Currently a distribution by a Foreign Trust to a New Zealand resident beneficiary, including a capital distribution or the supply of property or services at under value, will be taxable at the beneficiary’s tax rate.
However a non-New Zealand resident beneficiary receiving a taxable distribution from a Foreign Trust will only be liable for income tax on income sourced in New Zealand.
Non-complying trust
A Non-Complying Trust is any Trust that is neither a Complying Trust or a Foreign Trust at the time it makes a distribution. Basically, any income or capital distribution made will be taxed at 45%.
So its quite important, for example, if a New Zealander has formed a Trust then gone overseas to live (at which point their previously complying trust becomes a non-complying trust), that when they return to New Zealand they elect to make their trust complying again.
Other types of tax
As a separate legal entity, a Trust will also need to consider other types of tax in the same way as you or I would.
So if, for example, the Trust is conducting a business it will generally need to be GST-registered; and if it is hiring staff it will need to pay PAYE.
Trust buying property
If a Trust is buying property, the trustees will need to be aware of their obligations under the “Bright Line” test whereby the gain on any sale of property (other than the “main home”) within five years of acquisition will be subject to income tax.
Tax losses
The Trustees will also need to understand how tax losses work.

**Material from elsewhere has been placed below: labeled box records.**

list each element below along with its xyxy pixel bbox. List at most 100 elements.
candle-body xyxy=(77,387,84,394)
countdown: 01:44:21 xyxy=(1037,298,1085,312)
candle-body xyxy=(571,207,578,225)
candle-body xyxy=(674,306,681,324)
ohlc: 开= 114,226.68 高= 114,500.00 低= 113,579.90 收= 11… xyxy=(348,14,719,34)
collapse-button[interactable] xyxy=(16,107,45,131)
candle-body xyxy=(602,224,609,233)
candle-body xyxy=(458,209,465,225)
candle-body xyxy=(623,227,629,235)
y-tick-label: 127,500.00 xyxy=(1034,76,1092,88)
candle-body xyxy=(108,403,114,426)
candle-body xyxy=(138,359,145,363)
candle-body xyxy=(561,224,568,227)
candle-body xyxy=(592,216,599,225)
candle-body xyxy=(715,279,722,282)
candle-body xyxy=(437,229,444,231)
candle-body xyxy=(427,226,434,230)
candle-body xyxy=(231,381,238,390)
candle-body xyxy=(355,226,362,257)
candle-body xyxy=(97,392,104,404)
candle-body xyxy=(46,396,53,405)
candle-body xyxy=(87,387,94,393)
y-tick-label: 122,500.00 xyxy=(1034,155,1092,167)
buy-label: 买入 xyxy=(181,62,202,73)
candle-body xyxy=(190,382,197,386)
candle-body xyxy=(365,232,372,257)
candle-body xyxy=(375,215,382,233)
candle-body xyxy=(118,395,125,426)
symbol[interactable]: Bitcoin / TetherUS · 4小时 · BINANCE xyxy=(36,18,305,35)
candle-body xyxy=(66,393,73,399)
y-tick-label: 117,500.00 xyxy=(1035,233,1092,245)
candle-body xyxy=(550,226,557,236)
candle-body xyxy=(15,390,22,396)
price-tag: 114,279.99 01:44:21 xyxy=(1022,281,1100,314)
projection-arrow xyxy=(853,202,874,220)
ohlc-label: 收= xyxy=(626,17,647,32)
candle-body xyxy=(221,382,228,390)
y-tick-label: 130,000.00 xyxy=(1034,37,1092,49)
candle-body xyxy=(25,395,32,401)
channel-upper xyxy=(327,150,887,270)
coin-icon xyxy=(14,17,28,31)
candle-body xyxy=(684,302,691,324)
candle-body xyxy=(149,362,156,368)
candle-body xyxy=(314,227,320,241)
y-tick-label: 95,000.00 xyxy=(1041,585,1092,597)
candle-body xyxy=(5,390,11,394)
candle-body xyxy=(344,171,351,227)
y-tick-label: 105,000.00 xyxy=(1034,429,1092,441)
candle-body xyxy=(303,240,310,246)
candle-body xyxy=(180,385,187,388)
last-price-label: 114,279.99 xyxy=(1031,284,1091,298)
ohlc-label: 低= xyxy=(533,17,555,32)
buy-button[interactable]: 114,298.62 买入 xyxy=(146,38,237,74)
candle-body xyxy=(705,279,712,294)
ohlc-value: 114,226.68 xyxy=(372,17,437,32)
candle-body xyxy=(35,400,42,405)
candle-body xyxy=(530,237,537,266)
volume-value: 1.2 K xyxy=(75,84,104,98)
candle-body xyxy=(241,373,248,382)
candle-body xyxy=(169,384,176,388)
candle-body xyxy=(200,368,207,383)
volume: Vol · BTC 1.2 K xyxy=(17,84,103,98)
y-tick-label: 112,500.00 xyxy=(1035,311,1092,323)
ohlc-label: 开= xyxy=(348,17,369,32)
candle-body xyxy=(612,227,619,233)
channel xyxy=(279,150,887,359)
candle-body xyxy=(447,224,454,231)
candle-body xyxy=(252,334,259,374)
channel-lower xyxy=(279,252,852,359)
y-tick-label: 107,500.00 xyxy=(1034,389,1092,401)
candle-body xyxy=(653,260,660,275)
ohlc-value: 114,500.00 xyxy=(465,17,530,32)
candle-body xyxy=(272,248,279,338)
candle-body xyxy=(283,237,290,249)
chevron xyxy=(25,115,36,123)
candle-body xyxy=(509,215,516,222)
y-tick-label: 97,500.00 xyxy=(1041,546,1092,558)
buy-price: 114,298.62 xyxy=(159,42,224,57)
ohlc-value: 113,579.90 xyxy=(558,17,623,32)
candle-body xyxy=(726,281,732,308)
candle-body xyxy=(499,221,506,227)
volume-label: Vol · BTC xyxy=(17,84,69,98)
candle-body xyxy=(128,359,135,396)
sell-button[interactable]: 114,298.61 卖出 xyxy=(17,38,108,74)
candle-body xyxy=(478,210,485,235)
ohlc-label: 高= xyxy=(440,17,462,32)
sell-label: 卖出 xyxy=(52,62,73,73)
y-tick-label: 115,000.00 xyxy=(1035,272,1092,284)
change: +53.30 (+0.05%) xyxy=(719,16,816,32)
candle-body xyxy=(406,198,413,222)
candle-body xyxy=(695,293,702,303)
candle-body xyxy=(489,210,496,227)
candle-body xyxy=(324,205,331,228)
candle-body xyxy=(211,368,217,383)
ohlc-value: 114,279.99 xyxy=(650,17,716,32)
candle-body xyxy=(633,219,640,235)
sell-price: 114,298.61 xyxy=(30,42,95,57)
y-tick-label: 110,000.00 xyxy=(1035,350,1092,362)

Essentially, if a Trust owns property or a business where the expenses and taxable deductions (such as depreciation and interest) exceed the income, the Trust will have no tax to pay because it has made a tax loss. This tax loss can be offset against any future tax liability in future years.
Trustees are personally liable for any unpaid taxes owed by a Trust. So financial statements and tax returns should be completed annually.
What if you are an “Independent Trustee”?
Some housekeeping matters for independent trustees in particular.
It is essential for Trustees to understand the Trust Deed and the Trust’s business, and have a separate bank account for it (into which all trust income should be paid (and out of which all trust expenses should be paid).
Trustees should also meet once a year (more often if the Trust is actively engaged in a business), and all trust decisions should be recorded by Resolution.